Now putting in the limits:

$\left[-\frac{1}{2}\frac{1}{x^2+2}\right]_0^R=\left(-\frac{1}{2}\frac{1}{R^2+2}\right)-\left(-\frac{1}{2}\frac{1}{2}\right)$

$=\frac{1}{4}-\frac{1}{2R^2+4}$.

Now taking the limit as $R\rightarrow\infty$:

$\lim_{R\rightarrow\infty}\left(\frac{1}{4}-\underbrace{\frac{1}{2R^2+4}}_{\rightarrow 0}\right)=\frac{1}{4}$;

i.e. the integral is convergent with value $1/4$.

### (iii)

$\int_{2\pi}^\infty \sin\theta \,d\theta$

Consider

$\int_{2\pi}^R\sin\theta\,d\theta=\left[-\cos \theta\right]_{2\pi}^R$

$=(-\cos R)-(-\cos 2\pi)$.

Now using a unit circle, the tables, a calculator, or otherwise, note that $\cos 2\pi=\cos 0=1$. That is the integral evaluates to:

$1-\cos R$.

Now taking the limit as $R\rightarrow \infty$:

$\lim_{R\rightarrow \infty}(1-\cos R)$

however this limit does not exist. $1-\cos R$ does not get closer and closer to a particular value as $R$ increases — instead it oscillates between $+2$ and $0$. (Nice Wolfram Alpha graph http://www.wolframalpha.com/input/?i=Plot%5B1-Cos%5Bx%5D%2C{x%2C0%2C100}%5D).

## Question 2

Find the Laplace transform of the zero function $f(t) = 0$.

### Solution

Using the definition:

$\mathcal{L}\{f(t)\}=\int_0\infty (0)e^{-st}\,dt=\lim_{R\rightarrow\infty}\underbrace{\int_0^R(0)\,dt}_{=0}$

$=\lim_{R\rightarrow\infty} (0)=0$.

## Question 3

Find the Laplace transform of the following function $g(t)$:

$g(t):=\left\{\begin{array}{cc}1 & \text{ if }t\in[0,1]\\ 0 & \text{ otherwise}\end{array}\right.$

I am under the impression that this would be a more Math 3.1 exercise — nothing like it will be on our exams.

### Solution

Again, using the definition:

$\mathcal{L}\{g(t)\}=\int_0^\infty g(t)e^{-st}\,dt=\lim_{R\rightarrow 0}\int_0^Rg(t)e^{-st}\,dt$.
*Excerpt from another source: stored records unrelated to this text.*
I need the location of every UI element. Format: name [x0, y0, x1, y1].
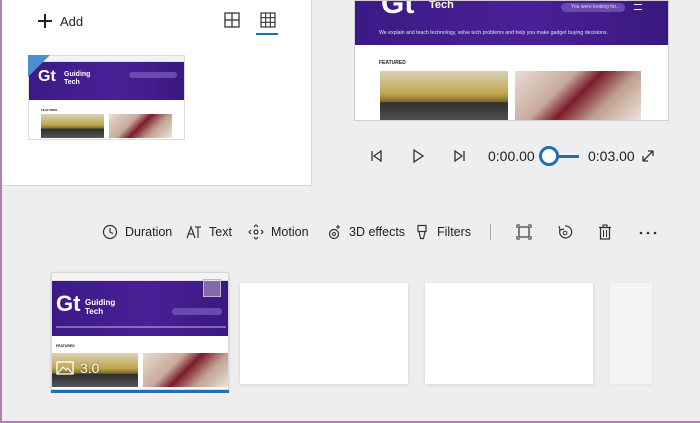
active-view-indicator	[256, 33, 278, 35]
motion-button[interactable]: Motion	[248, 222, 309, 242]
library-media-thumbnail[interactable]: Gt Guiding Tech FEATURED	[28, 55, 185, 140]
rotate-icon[interactable]	[557, 222, 573, 242]
3d-effects-icon	[328, 225, 340, 240]
add-button-label: Add	[60, 13, 84, 29]
storyboard-toolbar: Duration Text Motion 3D effects Filters	[0, 218, 700, 246]
total-time: 0:03.00	[588, 148, 635, 164]
storyboard-card-empty[interactable]	[425, 283, 593, 384]
fullscreen-icon[interactable]	[640, 148, 656, 164]
plus-icon	[38, 14, 52, 28]
resize-icon[interactable]	[516, 222, 532, 242]
text-button[interactable]: Text	[186, 222, 232, 242]
storyboard-card-empty[interactable]	[610, 283, 652, 384]
video-preview: Gt Tech You were looking for... We expla…	[354, 0, 669, 121]
current-time: 0:00.00	[488, 148, 535, 164]
in-use-corner-marker	[28, 55, 50, 77]
duration-button[interactable]: Duration	[102, 222, 172, 242]
filters-button[interactable]: Filters	[414, 222, 471, 242]
clock-icon	[102, 224, 118, 240]
playback-controls: 0:00.00 0:03.00	[354, 140, 684, 174]
add-button[interactable]: Add	[38, 10, 83, 32]
card-duration-badge: 3.0	[56, 356, 99, 380]
seek-handle[interactable]	[539, 146, 559, 166]
card-select-checkbox[interactable]	[203, 279, 221, 297]
image-icon	[56, 361, 74, 375]
filters-icon	[417, 224, 427, 240]
preview-website: Gt Tech You were looking for... We expla…	[355, 1, 668, 120]
menu-icon	[634, 4, 642, 10]
small-grid-icon[interactable]	[260, 12, 276, 28]
motion-icon	[248, 224, 264, 240]
play-icon[interactable]	[410, 148, 426, 164]
website-screenshot: Gt Guiding Tech FEATURED	[29, 56, 184, 139]
text-icon	[186, 225, 201, 239]
toolbar-divider	[490, 224, 491, 240]
storyboard-card-empty[interactable]	[240, 283, 408, 384]
delete-icon[interactable]	[597, 222, 613, 242]
3d-effects-button[interactable]: 3D effects	[326, 222, 405, 242]
previous-frame-icon[interactable]	[368, 148, 384, 164]
large-grid-icon[interactable]	[224, 12, 240, 28]
more-options-icon[interactable]	[638, 222, 658, 242]
next-frame-icon[interactable]	[452, 148, 468, 164]
selected-card-indicator	[51, 390, 229, 393]
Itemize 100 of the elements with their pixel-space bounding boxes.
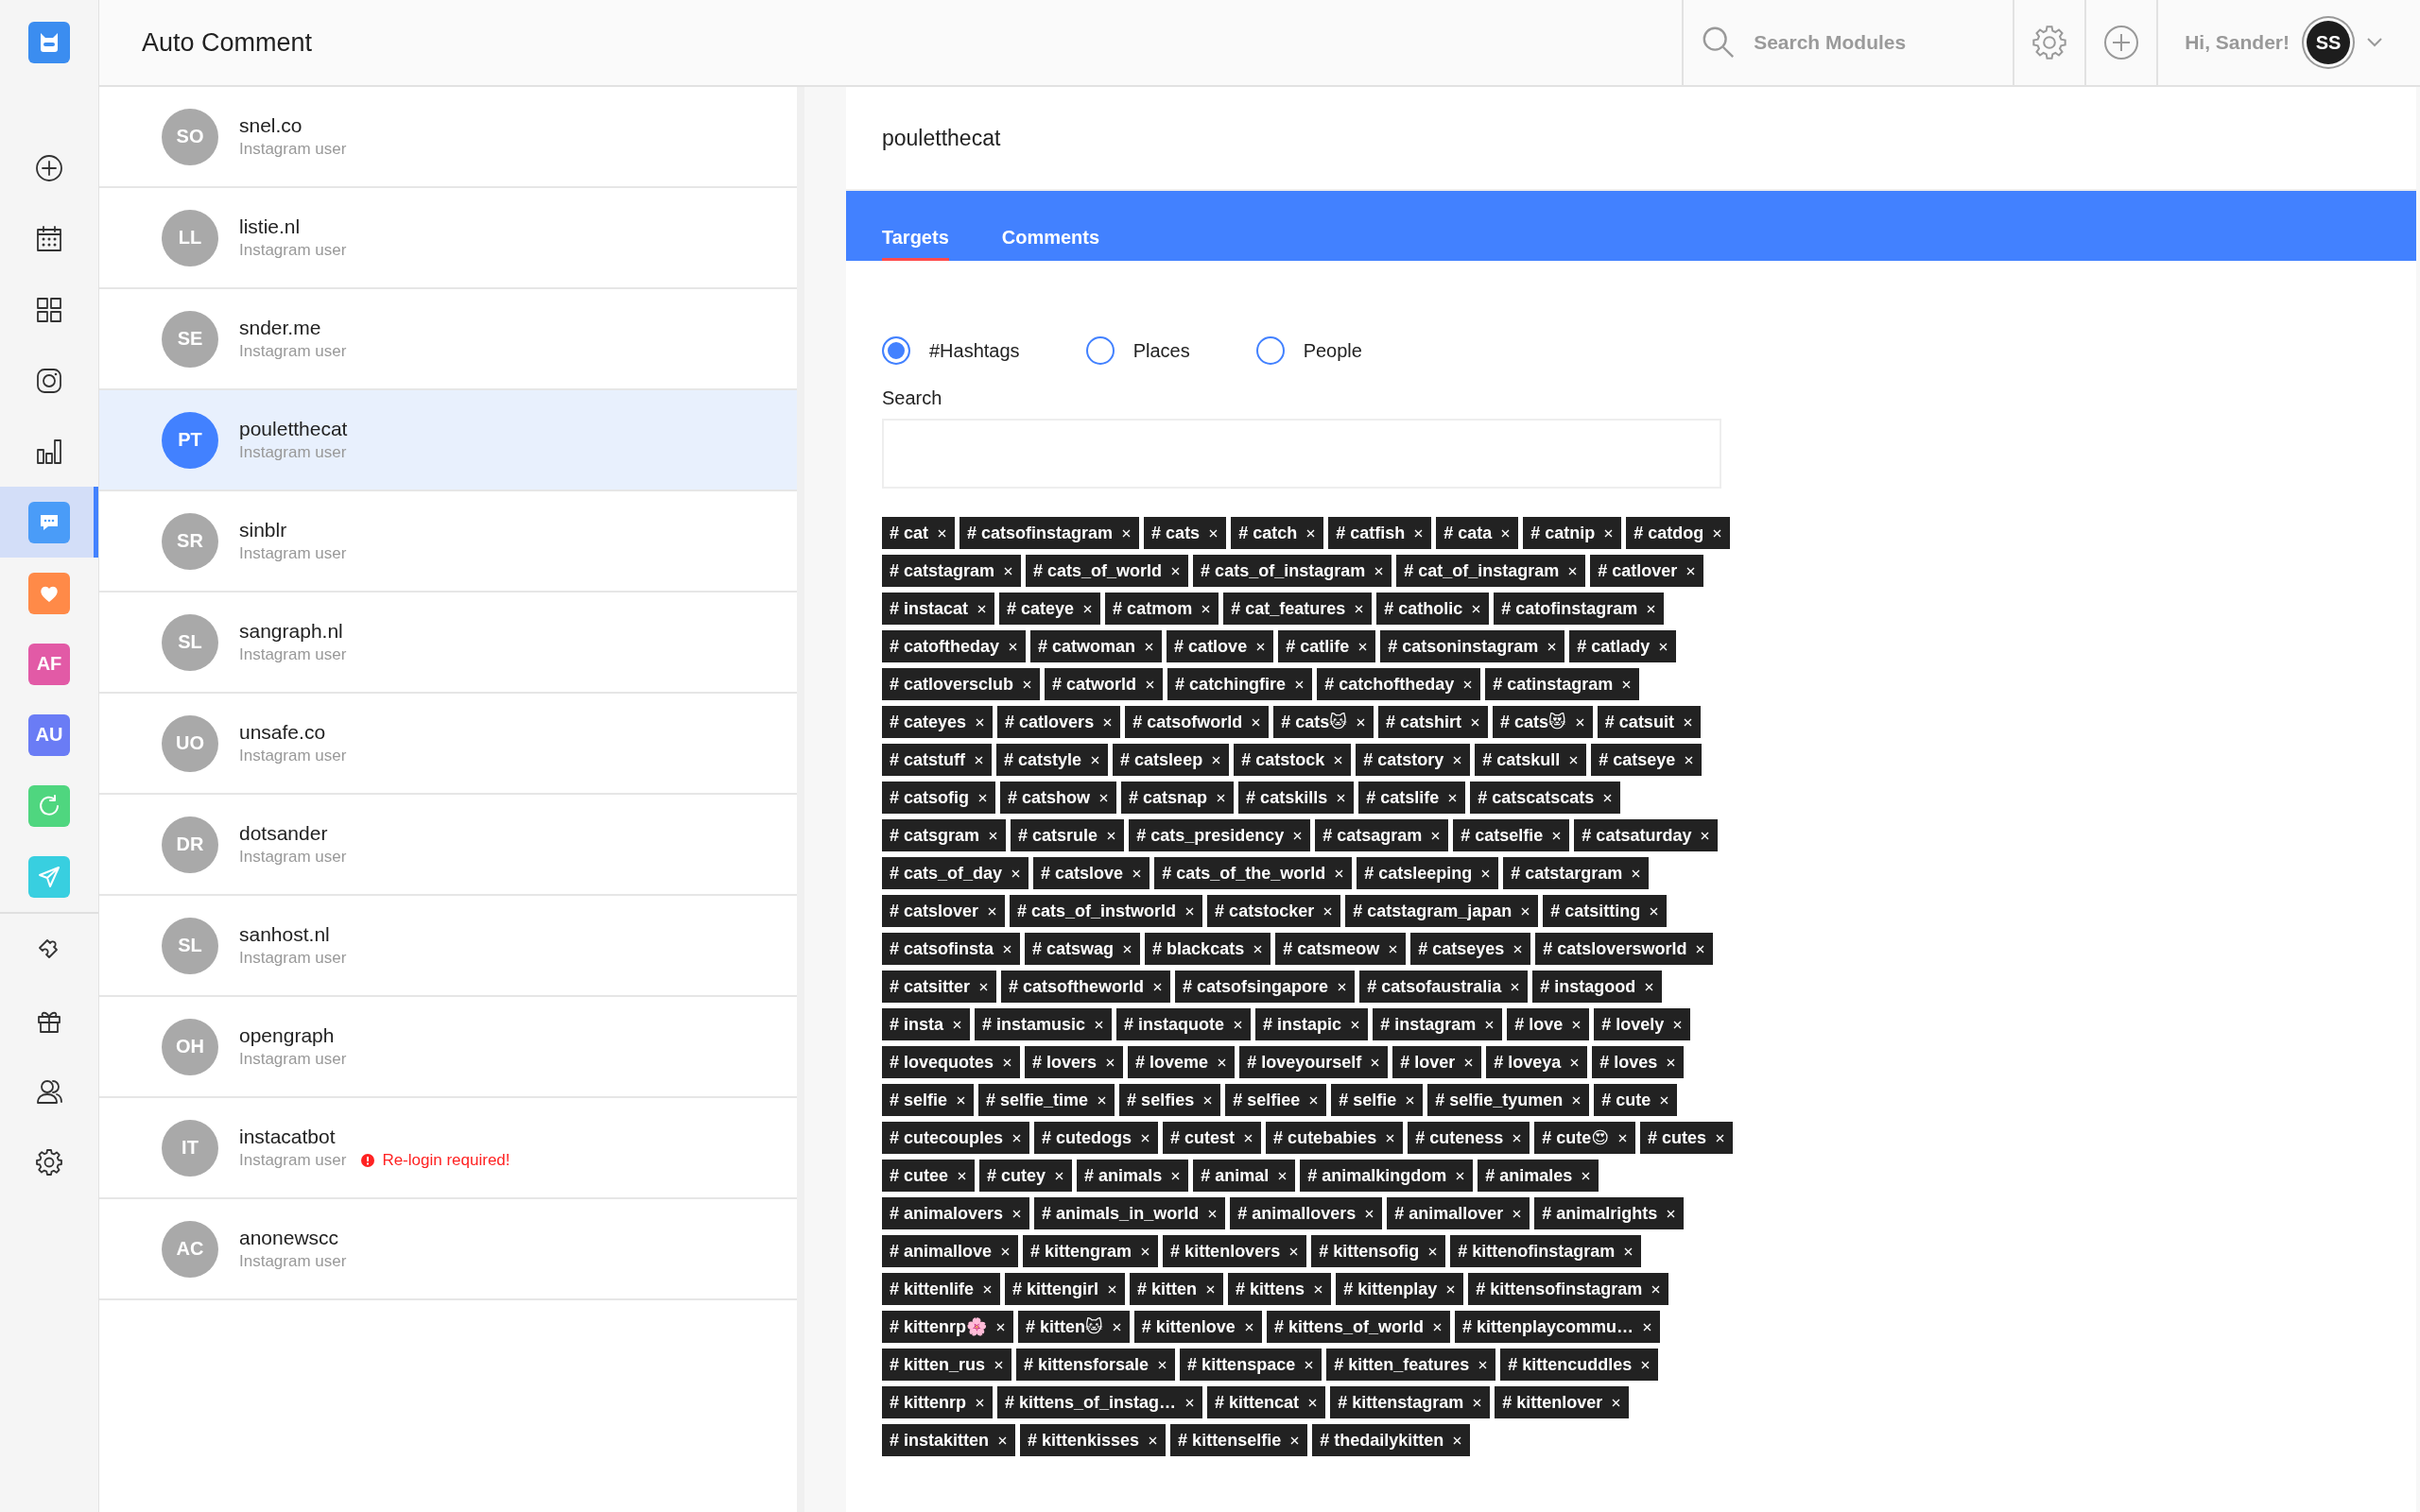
remove-icon[interactable]: [1428, 1246, 1438, 1256]
remove-icon[interactable]: [1153, 982, 1163, 991]
remove-icon[interactable]: [1203, 1095, 1213, 1105]
remove-icon[interactable]: [1252, 717, 1261, 727]
remove-icon[interactable]: [957, 1095, 966, 1105]
remove-icon[interactable]: [1185, 906, 1195, 916]
remove-icon[interactable]: [1572, 1020, 1582, 1029]
tab[interactable]: Targets: [882, 227, 949, 261]
remove-icon[interactable]: [1108, 1284, 1117, 1294]
remove-icon[interactable]: [1208, 1209, 1218, 1218]
remove-icon[interactable]: [1582, 1171, 1591, 1180]
account-row[interactable]: SL sangraph.nl Instagram user: [99, 593, 797, 694]
remove-icon[interactable]: [979, 982, 989, 991]
remove-icon[interactable]: [975, 755, 983, 765]
remove-icon[interactable]: [1141, 1133, 1150, 1143]
remove-icon[interactable]: [1217, 793, 1226, 802]
search-field[interactable]: Search Modules: [1752, 30, 1983, 55]
remove-icon[interactable]: [1098, 1095, 1107, 1105]
remove-icon[interactable]: [1338, 982, 1347, 991]
remove-icon[interactable]: [1012, 1133, 1022, 1143]
remove-icon[interactable]: [1686, 566, 1696, 576]
remove-icon[interactable]: [1696, 944, 1705, 954]
remove-icon[interactable]: [977, 604, 987, 613]
chevron-down-icon[interactable]: [2367, 38, 2382, 47]
remove-icon[interactable]: [1713, 528, 1722, 538]
remove-icon[interactable]: [1575, 717, 1584, 727]
remove-icon[interactable]: [1485, 1020, 1495, 1029]
remove-icon[interactable]: [998, 1435, 1008, 1445]
radio-label[interactable]: Places: [1132, 339, 1190, 362]
remove-icon[interactable]: [1673, 1020, 1683, 1029]
remove-icon[interactable]: [1716, 1133, 1725, 1143]
remove-icon[interactable]: [1478, 1360, 1488, 1369]
account-row[interactable]: LL listie.nl Instagram user: [99, 188, 797, 289]
remove-icon[interactable]: [1055, 1171, 1064, 1180]
remove-icon[interactable]: [1218, 1057, 1227, 1067]
remove-icon[interactable]: [1278, 1171, 1288, 1180]
remove-icon[interactable]: [1295, 679, 1305, 689]
remove-icon[interactable]: [1645, 982, 1654, 991]
remove-icon[interactable]: [1513, 944, 1523, 954]
remove-icon[interactable]: [1234, 1020, 1243, 1029]
remove-icon[interactable]: [1355, 604, 1364, 613]
remove-icon[interactable]: [1244, 1322, 1253, 1332]
remove-icon[interactable]: [1604, 528, 1614, 538]
remove-icon[interactable]: [1569, 755, 1579, 765]
remove-icon[interactable]: [1701, 831, 1710, 840]
remove-icon[interactable]: [1521, 906, 1530, 916]
account-row[interactable]: PT pouletthecat Instagram user: [99, 390, 797, 491]
remove-icon[interactable]: [1374, 566, 1384, 576]
tab[interactable]: Comments: [1001, 227, 1100, 261]
remove-icon[interactable]: [1293, 831, 1303, 840]
remove-icon[interactable]: [1201, 604, 1211, 613]
remove-icon[interactable]: [1106, 1057, 1115, 1067]
remove-icon[interactable]: [1511, 982, 1520, 991]
radio-button[interactable]: [1255, 336, 1285, 365]
remove-icon[interactable]: [1001, 1246, 1011, 1256]
remove-icon[interactable]: [1552, 831, 1562, 840]
remove-icon[interactable]: [1357, 717, 1365, 727]
remove-icon[interactable]: [1244, 1133, 1253, 1143]
remove-icon[interactable]: [1103, 717, 1113, 727]
remove-icon[interactable]: [1456, 1171, 1465, 1180]
remove-icon[interactable]: [1171, 566, 1181, 576]
remove-icon[interactable]: [1473, 1398, 1482, 1407]
remove-icon[interactable]: [1683, 717, 1692, 727]
account-row[interactable]: OH opengraph Instagram user: [99, 997, 797, 1098]
radio-button[interactable]: [1085, 336, 1115, 365]
account-row[interactable]: SL sanhost.nl Instagram user: [99, 896, 797, 997]
remove-icon[interactable]: [1146, 679, 1155, 689]
remove-icon[interactable]: [1501, 528, 1511, 538]
remove-icon[interactable]: [1446, 1284, 1456, 1294]
remove-icon[interactable]: [978, 793, 988, 802]
remove-icon[interactable]: [958, 1171, 967, 1180]
remove-icon[interactable]: [1337, 793, 1346, 802]
remove-icon[interactable]: [1512, 1209, 1522, 1218]
account-row[interactable]: AC anonewscc Instagram user: [99, 1199, 797, 1300]
sidebar-item[interactable]: AU: [0, 699, 98, 770]
remove-icon[interactable]: [938, 528, 947, 538]
account-row[interactable]: SO snel.co Instagram user: [99, 87, 797, 188]
remove-icon[interactable]: [1083, 604, 1093, 613]
remove-icon[interactable]: [1253, 944, 1263, 954]
remove-icon[interactable]: [1185, 1398, 1195, 1407]
remove-icon[interactable]: [1365, 1209, 1374, 1218]
remove-icon[interactable]: [1651, 1284, 1661, 1294]
remove-icon[interactable]: [1568, 566, 1578, 576]
app-logo[interactable]: [28, 22, 70, 63]
remove-icon[interactable]: [1448, 793, 1458, 802]
remove-icon[interactable]: [1351, 1020, 1360, 1029]
remove-icon[interactable]: [1358, 642, 1368, 651]
remove-icon[interactable]: [1107, 831, 1116, 840]
remove-icon[interactable]: [1003, 1057, 1012, 1067]
remove-icon[interactable]: [1622, 679, 1632, 689]
remove-icon[interactable]: [996, 1322, 1006, 1332]
remove-icon[interactable]: [1095, 1020, 1104, 1029]
remove-icon[interactable]: [1256, 642, 1266, 651]
remove-icon[interactable]: [1685, 755, 1694, 765]
remove-icon[interactable]: [1206, 1284, 1216, 1294]
remove-icon[interactable]: [1141, 1246, 1150, 1256]
remove-icon[interactable]: [1123, 944, 1132, 954]
remove-icon[interactable]: [1145, 642, 1154, 651]
remove-icon[interactable]: [1314, 1284, 1323, 1294]
remove-icon[interactable]: [1647, 604, 1656, 613]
Hence splitting up the interval over which we integrate;

$\int_0^Rg(t)e^{-st}\,dt=\int_0^1g(t)e^{-st}\,dt+\int_1^Rg(t)e^{-st}\,dt$

$=\int_0^1(1)e^{-st}\,dt+\underbrace{\int_1^R(0)e^{-st}\,dt}_{=0}=\left[\frac{e^{-st}}{-s}\right]_0^1$

$=\left(-\frac{e^{-s}}{s}\right)-\left(-\frac{e^0}{s}\right)=-\frac{e^{-s}}{s}+\frac{1}{s}=\frac{1}{s}(1-e^{-s})$.

Clearly taking the limit as $R\rightarrow \infty$ does not affect this so this is the answer.